In media, in questi anni, il Biscione e Viale Mazzini garantivano assieme tra i 50-55 milioni di euro: in futuro non supereranno i 20, se va male. I dati qui riportati sono quelli che circolano all’Agcom per le proiezioni sul periodo 2014-2021. Oltre a un imperituro impegno politico per salvaguardare il patrimonio di Silvio Berlusconi il gran riformatore, non ci sono spiegazioni plausibili al provvedimento che l’Agcom si appresta a emanare. I dissidenti, su cinque componenti, sono la coppia Angelo Cardani (presidente) e Antonio Nicita (commissario). Agguerriti, più che favorevoli: Antonio Martusciello, ex dirigente di Publitalia, cioè Mediaset e sottosegretario nel governo di Berlusconi; Antonio Preto, ex collaboratore di Renato Brunetta e Antonio Tajani di Forza Italia e Francesco Posteraro, eletto in quota Udc. I numeri non danno scampo.

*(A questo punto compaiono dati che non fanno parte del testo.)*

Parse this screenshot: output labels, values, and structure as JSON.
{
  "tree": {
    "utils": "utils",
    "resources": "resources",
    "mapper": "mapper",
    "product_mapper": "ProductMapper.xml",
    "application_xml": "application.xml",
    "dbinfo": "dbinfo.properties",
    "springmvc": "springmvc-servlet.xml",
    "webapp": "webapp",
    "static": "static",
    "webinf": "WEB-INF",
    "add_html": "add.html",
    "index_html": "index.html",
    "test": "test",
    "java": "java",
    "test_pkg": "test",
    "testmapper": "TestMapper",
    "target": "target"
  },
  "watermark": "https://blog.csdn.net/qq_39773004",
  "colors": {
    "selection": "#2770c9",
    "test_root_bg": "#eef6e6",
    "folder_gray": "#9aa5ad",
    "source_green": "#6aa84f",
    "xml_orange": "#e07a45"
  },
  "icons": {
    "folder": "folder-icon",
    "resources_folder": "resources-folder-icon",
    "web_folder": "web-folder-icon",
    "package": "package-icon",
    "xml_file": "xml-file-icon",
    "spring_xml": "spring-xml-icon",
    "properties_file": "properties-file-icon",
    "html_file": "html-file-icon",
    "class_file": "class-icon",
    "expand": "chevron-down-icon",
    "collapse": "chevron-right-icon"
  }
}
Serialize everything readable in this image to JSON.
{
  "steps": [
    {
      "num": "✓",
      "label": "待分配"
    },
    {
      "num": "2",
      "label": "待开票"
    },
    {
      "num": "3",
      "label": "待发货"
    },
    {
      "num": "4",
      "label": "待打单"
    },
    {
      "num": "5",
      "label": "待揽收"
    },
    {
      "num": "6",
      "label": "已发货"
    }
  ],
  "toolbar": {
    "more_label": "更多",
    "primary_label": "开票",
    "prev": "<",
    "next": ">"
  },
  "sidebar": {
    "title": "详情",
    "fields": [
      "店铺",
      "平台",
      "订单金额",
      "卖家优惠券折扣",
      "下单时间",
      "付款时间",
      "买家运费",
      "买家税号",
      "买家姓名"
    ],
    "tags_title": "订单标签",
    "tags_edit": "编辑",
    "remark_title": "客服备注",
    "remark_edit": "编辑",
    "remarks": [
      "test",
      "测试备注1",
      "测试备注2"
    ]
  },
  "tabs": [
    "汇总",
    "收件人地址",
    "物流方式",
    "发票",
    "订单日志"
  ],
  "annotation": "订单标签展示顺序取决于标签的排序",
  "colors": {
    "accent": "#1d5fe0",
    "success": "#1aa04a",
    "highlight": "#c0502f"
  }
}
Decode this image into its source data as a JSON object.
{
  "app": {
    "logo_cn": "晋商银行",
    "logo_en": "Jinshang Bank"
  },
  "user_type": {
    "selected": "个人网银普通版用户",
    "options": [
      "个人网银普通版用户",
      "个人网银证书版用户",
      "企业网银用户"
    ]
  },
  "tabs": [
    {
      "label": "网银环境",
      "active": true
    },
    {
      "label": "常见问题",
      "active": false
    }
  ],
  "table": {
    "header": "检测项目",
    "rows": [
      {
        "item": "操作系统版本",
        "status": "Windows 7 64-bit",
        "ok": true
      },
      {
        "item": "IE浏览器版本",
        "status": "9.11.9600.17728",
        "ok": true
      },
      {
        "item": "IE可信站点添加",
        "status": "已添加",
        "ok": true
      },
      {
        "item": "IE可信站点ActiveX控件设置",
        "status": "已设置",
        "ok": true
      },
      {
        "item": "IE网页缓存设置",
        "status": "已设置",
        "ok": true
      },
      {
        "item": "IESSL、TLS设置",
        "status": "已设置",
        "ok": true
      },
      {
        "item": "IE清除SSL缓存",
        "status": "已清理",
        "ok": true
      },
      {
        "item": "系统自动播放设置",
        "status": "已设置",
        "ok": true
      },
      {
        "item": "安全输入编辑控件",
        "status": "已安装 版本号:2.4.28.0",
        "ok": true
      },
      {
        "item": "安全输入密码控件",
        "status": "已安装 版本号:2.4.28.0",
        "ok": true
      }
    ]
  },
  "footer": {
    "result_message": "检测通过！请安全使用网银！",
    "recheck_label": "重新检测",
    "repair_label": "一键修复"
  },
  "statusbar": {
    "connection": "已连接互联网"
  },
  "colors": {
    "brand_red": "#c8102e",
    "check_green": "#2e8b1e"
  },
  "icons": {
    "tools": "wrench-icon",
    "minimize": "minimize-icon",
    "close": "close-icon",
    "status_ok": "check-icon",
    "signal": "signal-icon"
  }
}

Il governo, tramite il sottosegretario Antonello Giacomelli, è intervenuto formalmente (in passato) per ottenere un rinvio. I giorni che restano sono una manciata, e neppure una lettera spedita a metà luglio da Bruxelles è riuscita a far desistere Martusciello e colleghi. I burocrati europei Linsley McCallum e Anthony Whelan – come ha riferito Aldo Fontanarosa su Repubblica– ordinarono all’Agcom di rispettare “le pari opportunità tra i vari operatori economici” e notarono che “l’importo dei diritti non può ostacolare l’accesso al mercato”. Bruxelles aveva perfettamente inteso gli effetti di questi inediti criteri di tassazione sul canone per l’utilizzo delle frequenze: i ricchi pagano di meno, i poveri pagano di più (se riescono a pagare).
L’ex commissario Nicola D’Angelo, che già all’epoca del suo mandato s’era trovato a fronteggiare il problema, frantuma le eventuali giustificazioni di Agcom: “Non sono costretti a vidimare questo grave errore. La norma che viene richiamata per ridurre il canone, poteva essere interpretata diversamente, perché la revisione è sì obbligatoria, ma deve essere proporzionale e ragionevole per salvaguardare il pluralismo. E non devono copiare il sistema in vigore per le telecomunicazioni o avvantaggiare i soliti”.
Il governo, se ne avesse intenzione, ha un paio di giorni di tempo per contrastare l’Agcom, non è sufficiente promettere un ostruzionismo postumo. Perché una volta decretato lo sconto, non si potrà tornare indietro. A Palazzo Chigi, così disponibile con l’amico di Arcore, conviene evitare l’aiutino a Mediaset? Non conviene. Anche se i saldi Agcom non sono convenienti né per le casse statali né per la “figuraccia” con Viale Mazzini: prima Matteo Renzi impone un prelievo di 150 milioni di euro e poi li restituisce a rate. E tra una rata e l’altra, ci scappano (almeno) 80 milioni per Mediaset.